How to Rate Engineering Colleges

As the world gets increasingly complex, the demand for engineers rises. Fortunately, the United States has a number of engineering colleges, many of them of world-class quality. Determining the best engineering colleges is not a straightforward undertaking. The ratings you compile will to a great degree depend on what aspects of your college experience you will give priority to.

Instructions

    • 1

      Determine the inputs of your rating and its methodology. How you choose to rate schools is important and says a great deal about your priorities. The variables you can take into account may include the rate of employment of the college's graduates, their salaries, the number of patents filed by school's faculty, the ratio of students to professors, the number of students enrolled, the number of available programs and tuition fees.

    • 2

      Collect all the necessary data.
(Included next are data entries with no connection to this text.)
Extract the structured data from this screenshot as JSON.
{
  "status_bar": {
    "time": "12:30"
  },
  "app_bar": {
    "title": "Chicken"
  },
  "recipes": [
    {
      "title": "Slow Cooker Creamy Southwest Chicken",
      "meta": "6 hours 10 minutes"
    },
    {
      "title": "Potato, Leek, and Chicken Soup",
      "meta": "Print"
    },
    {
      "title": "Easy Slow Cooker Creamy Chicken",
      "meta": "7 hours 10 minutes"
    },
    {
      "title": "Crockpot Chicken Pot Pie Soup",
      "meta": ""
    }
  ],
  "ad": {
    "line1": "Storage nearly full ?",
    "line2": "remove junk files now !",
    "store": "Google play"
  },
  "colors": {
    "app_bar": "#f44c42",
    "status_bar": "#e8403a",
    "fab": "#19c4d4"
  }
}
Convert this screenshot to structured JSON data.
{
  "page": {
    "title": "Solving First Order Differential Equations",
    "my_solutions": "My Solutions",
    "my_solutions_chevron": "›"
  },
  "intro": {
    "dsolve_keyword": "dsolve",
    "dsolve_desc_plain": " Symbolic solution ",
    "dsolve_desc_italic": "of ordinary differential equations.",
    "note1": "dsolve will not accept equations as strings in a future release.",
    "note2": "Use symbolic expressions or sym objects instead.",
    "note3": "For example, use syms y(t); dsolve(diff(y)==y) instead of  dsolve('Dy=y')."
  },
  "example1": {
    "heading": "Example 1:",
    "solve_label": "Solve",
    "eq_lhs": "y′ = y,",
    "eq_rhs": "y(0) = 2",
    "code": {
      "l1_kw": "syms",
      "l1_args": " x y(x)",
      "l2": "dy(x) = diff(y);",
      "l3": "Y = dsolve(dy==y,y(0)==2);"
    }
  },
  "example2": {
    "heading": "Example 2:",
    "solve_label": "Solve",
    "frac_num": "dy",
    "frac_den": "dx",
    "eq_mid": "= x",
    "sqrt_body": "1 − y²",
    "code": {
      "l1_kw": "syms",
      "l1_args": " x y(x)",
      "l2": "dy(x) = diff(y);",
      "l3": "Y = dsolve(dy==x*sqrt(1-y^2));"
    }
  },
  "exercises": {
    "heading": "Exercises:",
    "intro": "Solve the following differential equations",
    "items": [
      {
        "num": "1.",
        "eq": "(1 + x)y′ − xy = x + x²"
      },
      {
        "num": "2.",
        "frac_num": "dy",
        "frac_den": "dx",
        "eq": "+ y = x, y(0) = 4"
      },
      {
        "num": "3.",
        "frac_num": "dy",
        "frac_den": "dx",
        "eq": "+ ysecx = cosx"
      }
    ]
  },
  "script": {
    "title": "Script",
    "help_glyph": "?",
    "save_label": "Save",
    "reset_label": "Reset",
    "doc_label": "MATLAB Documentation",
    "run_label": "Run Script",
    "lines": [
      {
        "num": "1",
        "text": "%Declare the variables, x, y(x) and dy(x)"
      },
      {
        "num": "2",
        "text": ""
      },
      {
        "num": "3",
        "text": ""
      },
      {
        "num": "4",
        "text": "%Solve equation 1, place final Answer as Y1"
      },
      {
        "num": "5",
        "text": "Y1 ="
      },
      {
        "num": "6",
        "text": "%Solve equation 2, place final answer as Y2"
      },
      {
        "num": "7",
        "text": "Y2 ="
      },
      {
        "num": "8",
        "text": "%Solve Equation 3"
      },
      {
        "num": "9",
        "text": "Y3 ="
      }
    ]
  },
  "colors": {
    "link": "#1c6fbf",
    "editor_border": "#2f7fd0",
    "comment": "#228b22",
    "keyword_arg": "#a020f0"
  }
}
Most of the data should be available either on colleges' websites or from existing ratings, such as the one compiled by the U.S. News & World Report. If you cannot find the data you are seeking, send an inquiry letter to the engineering college asking for it. If a certain college doesn't have the data you want, use data from previous years and note this fact in the footnote of your rating.

    • 3

      Give each engineering college a score of 1 to 10 for each variable. For example, a school whose engineers earn more than $70,000 per year can rate 10 for the Salaries After Graduation variable, those whose graduates earn from 65,000 to 70,000 can rate 9, and so on. Give each school a score on each variable.

    • 4

      Assign each variable a score of its own, depending on how important it is in your rating. Let the score set be from 1 to 3, with decimals allowed. For example, if you value the salaries of graduates more than the number of patents filed by the faculty members, assign 2.5 to the Salaries After Graduation variable and 1.8 to the Number of Patents Filed variable.

    • 5

      Multiply the score of each variable by the score each school received. For example, if the Massachusetts Institute of Technology got 7 in terms of its graduates' salaries, and the score of the variable is 2.5, then the weighted score is 7 x 2.5= 17.5. MIT has 17.5 on the Salaries After Graduation weighed variable.

    • 6

      Add up the scores and rate the engineering colleges according to the aggregate number of weighted scores. The schools that have the highest scores on the most important variables will come out on top.